Scaling Uber's Batch and Streaming Data Infrastructure - Past, Present, and Future
Conference (INTERMEDIATE level)
At Uber, we are running large fleet data infrastructure for both batch and streaming data stack. We operate Hadoop datalake with tens of thousands nodes storing Exabytes of data and serving transactional data that brings traditional relational database functionalities as well as data warehouse capacities. We run compute fleet which powers hundreds of thousands of Spark, Flink and ETL jobs daily for both offline and real-time use cases. We manage Kafka clusters to serve tens of trillion messages daily from various business messaging and streaming cases as well as application logs. In this talk, we will share the lessons learned over the past few years for operating and scaling our data infrastructure fleet, best practices in containerization, auto-scaling, security, efficiency, and operational excellence. We will also talk about our innovations in big data storage, compute, messaging and lakehouse technologies, envision the future roadmap and how they will evolve with newer business needs and challenges.
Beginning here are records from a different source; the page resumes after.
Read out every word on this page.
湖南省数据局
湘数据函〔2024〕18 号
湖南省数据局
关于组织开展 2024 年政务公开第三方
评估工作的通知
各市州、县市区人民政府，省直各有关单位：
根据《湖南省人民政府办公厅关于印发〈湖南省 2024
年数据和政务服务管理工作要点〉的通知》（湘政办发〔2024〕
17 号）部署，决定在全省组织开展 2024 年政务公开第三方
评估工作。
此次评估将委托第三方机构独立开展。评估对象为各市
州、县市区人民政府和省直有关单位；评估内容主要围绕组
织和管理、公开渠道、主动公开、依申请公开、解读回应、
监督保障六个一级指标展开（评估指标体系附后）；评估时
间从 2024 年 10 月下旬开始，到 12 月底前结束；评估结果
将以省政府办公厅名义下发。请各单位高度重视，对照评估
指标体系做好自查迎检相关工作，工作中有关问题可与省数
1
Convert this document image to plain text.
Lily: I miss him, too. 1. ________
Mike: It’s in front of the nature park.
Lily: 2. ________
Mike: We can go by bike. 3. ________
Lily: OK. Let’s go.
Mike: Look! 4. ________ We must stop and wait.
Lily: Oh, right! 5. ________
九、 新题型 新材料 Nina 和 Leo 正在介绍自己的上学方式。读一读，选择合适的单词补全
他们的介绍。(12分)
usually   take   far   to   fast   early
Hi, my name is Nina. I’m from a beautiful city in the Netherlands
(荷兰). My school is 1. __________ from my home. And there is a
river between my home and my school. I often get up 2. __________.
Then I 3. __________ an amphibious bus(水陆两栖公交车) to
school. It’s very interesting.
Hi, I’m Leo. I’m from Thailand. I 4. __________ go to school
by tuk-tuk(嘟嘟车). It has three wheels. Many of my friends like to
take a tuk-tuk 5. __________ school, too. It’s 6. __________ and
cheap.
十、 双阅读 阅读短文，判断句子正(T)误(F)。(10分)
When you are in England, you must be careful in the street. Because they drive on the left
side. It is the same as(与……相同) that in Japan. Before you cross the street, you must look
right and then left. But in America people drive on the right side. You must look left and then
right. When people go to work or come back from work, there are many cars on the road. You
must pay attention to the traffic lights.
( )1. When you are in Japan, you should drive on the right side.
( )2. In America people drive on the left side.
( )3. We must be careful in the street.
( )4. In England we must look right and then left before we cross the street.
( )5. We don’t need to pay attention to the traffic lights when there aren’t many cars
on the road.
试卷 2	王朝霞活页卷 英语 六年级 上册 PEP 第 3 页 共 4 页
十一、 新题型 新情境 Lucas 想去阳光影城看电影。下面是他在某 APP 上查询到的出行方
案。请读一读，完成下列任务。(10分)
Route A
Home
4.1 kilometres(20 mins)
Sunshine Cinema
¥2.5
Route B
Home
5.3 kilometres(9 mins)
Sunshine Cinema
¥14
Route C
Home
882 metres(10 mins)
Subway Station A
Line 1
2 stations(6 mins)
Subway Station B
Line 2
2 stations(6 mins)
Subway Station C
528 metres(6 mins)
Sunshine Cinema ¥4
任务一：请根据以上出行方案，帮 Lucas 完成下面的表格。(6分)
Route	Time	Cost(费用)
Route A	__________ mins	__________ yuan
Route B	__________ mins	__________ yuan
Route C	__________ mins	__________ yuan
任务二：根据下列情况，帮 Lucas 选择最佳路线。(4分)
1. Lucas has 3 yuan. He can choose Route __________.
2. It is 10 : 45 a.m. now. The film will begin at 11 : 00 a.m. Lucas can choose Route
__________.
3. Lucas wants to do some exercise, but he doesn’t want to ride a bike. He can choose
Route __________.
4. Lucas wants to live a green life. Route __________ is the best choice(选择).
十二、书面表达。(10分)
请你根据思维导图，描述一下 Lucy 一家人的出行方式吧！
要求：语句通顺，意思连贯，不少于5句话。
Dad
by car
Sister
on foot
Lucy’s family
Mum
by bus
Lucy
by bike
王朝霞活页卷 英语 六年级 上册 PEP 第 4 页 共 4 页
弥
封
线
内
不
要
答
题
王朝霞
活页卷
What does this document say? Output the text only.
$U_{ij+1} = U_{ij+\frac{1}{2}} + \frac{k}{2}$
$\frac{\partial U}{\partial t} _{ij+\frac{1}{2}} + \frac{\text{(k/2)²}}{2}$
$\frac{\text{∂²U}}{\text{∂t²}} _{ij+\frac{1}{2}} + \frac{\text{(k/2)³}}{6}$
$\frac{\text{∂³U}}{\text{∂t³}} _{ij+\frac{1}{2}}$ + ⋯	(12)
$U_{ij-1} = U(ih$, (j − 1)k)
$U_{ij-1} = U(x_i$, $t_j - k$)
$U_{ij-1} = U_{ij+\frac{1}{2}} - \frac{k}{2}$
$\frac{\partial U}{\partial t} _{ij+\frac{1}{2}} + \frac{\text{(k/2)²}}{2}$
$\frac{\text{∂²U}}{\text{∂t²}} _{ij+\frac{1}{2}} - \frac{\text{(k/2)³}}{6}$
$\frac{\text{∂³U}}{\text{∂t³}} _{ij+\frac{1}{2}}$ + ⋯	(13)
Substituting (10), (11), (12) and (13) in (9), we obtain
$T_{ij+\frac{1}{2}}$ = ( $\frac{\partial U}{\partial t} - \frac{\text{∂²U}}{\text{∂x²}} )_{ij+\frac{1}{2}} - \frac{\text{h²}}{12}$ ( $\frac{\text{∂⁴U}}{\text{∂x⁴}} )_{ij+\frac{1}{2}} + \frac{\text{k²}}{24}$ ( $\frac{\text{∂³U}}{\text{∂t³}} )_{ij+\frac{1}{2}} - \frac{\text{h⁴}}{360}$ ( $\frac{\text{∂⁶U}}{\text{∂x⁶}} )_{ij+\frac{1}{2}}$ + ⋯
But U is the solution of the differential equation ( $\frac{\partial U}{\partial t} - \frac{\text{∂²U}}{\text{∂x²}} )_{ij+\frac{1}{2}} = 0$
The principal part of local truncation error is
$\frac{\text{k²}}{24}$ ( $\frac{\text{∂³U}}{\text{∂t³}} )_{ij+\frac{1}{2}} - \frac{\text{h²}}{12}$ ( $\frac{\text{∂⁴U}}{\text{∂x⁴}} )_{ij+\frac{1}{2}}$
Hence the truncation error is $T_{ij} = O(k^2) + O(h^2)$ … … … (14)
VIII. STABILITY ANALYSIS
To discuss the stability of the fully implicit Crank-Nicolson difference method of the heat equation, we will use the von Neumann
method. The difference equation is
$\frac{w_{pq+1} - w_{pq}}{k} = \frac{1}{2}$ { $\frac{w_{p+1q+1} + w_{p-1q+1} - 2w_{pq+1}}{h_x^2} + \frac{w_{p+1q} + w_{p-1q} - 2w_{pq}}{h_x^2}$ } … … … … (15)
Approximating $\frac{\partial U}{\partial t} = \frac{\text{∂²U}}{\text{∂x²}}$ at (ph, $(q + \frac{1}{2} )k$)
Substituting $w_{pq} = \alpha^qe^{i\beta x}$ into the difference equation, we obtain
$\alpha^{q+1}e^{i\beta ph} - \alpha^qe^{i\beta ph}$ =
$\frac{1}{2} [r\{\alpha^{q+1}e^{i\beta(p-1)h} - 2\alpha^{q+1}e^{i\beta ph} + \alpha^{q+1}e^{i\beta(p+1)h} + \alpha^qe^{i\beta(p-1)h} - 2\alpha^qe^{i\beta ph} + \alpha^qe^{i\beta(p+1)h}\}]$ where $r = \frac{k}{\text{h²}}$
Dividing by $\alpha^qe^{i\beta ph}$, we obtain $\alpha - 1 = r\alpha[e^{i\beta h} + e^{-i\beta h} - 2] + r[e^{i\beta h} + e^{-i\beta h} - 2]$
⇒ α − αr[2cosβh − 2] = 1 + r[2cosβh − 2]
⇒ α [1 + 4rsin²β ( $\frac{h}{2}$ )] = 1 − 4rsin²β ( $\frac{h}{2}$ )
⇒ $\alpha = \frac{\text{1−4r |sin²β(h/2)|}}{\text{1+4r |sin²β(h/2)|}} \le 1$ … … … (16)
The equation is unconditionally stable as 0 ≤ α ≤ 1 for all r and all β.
Mingmin is director of engineering and head of Data Infrastructure engineering team at Uber. He has been leading the team to build and operate Hadoop data lake to power multiple Exabytes data in storage, Kafka infrastructure to power tens of trillions messages per day, and compute infrastructure to power hundreds of thousands compute jobs per day. His team builds highly scalable, highly reliable yet efficient data infrastructure with innovative ideas while leveraging many open-source technologies such as Hadoop (HDFS/YARN), Hudi, Kafka, Spark, Flink, Zookeeper etc. He got his PhD in computer science from UC Davis.